Station 5 - NumPy and the Buffer Protocol (60 min)¶
Read:
- PEP 3118 - buffer protocol.
- NumPy's numpy/core/src/multiarray/arrayobject.c (skim).
- The strides/shape/dtype model: NumPy User Guide → Internals.
Run:
import numpy as np
a = np.arange(12).reshape(3, 4)
print(a.strides, a.flags['C_CONTIGUOUS'])
b = a.T
print(b.strides, b.flags['C_CONTIGUOUS'])
mv = memoryview(a)
print(mv.format, mv.itemsize, mv.shape, mv.strides)
Explain:
- Why a transpose is O(1) - it changes strides, not data.
- Why a.T.copy() is sometimes necessary before passing to a C library.
- How the buffer protocol lets bytes, array.array, numpy.ndarray, and torch.Tensor share memory without copies.
Station 6 - PyTorch, Autograd, CUDA Streams (90 min)¶
Read:
- PyTorch internals (Edward Yang's blog).
- torch.autograd overview docs; the Function / Variable machinery.
- vLLM PagedAttention paper (sets up serving questions in Month 6).
Run:
import torch
x = torch.randn(4, 4, requires_grad=True)
y = (x * x).sum()
y.backward()
print(x.grad)
print(torch.cuda.is_available(), torch.cuda.current_stream() if torch.cuda.is_available() else None)
Explain:
- The autograd tape: forward builds the graph, backward walks it.
- Why .detach() and with torch.no_grad(): matter for inference latency.
- CPU↔GPU synchronization: when .item() blocks, why torch.cuda.synchronize() exists.
- How vLLM's PagedAttention reduces KV-cache fragmentation and why that translates directly to throughput.

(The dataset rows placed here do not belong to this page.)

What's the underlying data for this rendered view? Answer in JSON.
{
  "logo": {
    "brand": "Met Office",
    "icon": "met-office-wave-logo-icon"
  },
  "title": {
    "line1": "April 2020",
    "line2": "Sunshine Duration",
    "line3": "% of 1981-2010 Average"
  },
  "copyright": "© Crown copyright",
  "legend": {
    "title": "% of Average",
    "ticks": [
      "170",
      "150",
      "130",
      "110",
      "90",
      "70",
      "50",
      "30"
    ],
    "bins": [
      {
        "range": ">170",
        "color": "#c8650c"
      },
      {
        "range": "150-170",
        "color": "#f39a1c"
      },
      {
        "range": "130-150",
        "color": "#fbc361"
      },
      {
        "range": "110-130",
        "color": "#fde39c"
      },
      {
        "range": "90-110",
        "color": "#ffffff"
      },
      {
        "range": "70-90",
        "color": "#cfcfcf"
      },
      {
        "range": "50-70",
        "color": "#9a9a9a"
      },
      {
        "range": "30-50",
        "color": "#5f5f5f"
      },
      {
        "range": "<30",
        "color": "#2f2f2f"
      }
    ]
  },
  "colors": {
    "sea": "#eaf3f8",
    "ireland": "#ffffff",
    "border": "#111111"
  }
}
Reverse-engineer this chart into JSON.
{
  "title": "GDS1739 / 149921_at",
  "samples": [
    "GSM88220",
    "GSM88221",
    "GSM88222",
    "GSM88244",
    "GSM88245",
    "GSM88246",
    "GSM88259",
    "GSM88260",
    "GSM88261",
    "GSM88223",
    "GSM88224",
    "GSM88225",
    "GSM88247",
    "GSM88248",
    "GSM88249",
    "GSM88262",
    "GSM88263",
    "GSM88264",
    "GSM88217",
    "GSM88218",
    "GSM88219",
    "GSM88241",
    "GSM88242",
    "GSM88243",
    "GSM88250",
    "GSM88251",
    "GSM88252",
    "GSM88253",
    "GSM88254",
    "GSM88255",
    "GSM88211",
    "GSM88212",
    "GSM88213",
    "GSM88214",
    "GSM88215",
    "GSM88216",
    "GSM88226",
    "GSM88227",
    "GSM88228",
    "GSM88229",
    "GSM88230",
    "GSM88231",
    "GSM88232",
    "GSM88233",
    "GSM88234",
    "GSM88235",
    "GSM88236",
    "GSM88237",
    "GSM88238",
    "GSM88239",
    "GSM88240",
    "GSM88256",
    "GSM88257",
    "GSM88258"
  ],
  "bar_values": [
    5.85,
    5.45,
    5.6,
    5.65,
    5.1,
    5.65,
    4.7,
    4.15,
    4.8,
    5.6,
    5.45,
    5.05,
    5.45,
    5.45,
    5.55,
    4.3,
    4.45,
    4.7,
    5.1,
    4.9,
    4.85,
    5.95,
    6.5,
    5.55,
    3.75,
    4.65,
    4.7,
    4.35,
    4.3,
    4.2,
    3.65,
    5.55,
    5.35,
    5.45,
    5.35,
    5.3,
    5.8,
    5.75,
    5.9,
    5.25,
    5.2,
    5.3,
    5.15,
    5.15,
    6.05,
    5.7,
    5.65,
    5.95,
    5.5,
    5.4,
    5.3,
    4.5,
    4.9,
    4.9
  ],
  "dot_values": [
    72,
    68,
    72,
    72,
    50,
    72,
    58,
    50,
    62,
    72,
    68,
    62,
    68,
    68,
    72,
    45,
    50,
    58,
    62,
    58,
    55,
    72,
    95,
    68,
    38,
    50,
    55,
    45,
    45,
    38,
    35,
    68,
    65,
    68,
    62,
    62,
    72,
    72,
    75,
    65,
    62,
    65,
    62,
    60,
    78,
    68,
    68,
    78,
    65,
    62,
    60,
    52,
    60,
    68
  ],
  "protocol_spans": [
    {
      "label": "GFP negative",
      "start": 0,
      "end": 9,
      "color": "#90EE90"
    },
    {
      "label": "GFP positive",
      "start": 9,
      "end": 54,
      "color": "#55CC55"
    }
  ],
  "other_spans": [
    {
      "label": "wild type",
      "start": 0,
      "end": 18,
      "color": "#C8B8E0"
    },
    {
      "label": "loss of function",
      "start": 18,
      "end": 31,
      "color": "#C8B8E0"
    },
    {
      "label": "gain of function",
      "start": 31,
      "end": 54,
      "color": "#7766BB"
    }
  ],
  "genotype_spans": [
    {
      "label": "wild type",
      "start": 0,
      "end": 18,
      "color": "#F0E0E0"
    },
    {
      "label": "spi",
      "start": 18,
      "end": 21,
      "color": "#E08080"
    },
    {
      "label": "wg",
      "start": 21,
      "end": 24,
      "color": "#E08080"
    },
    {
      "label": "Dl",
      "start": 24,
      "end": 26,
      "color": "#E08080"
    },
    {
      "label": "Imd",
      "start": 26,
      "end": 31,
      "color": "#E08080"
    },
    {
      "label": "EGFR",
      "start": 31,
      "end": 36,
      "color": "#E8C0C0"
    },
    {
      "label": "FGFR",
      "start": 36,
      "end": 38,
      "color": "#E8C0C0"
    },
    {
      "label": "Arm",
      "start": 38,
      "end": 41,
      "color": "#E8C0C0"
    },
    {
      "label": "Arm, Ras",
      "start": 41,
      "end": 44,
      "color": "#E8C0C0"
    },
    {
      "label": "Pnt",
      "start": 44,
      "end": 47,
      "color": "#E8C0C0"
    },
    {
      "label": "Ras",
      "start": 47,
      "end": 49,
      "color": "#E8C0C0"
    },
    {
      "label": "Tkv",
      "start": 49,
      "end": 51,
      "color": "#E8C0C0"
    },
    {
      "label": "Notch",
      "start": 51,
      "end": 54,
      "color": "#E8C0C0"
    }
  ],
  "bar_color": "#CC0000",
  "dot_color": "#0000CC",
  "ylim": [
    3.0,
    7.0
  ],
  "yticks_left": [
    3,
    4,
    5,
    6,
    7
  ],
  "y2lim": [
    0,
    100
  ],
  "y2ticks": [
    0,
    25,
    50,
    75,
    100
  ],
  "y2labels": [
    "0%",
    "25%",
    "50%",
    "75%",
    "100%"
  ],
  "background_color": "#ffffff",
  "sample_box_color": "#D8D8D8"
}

Synthesis: The Mental Model¶
After this deep dive, hold this picture:
your code ──► AST ──► bytecode ──► eval loop (specializing) ──► C function ──► syscall / GPU kernel
│ │ │ │ │
└─ ruff/pyright └─ dis └─ py-spy └─ py-spy --native └─ nsys / nvprof
└─ GIL / free-threaded
└─ refcount / GC
Every performance question maps to one of those columns. Every correctness question maps to a boundary between two of them. That is what "senior" looks like.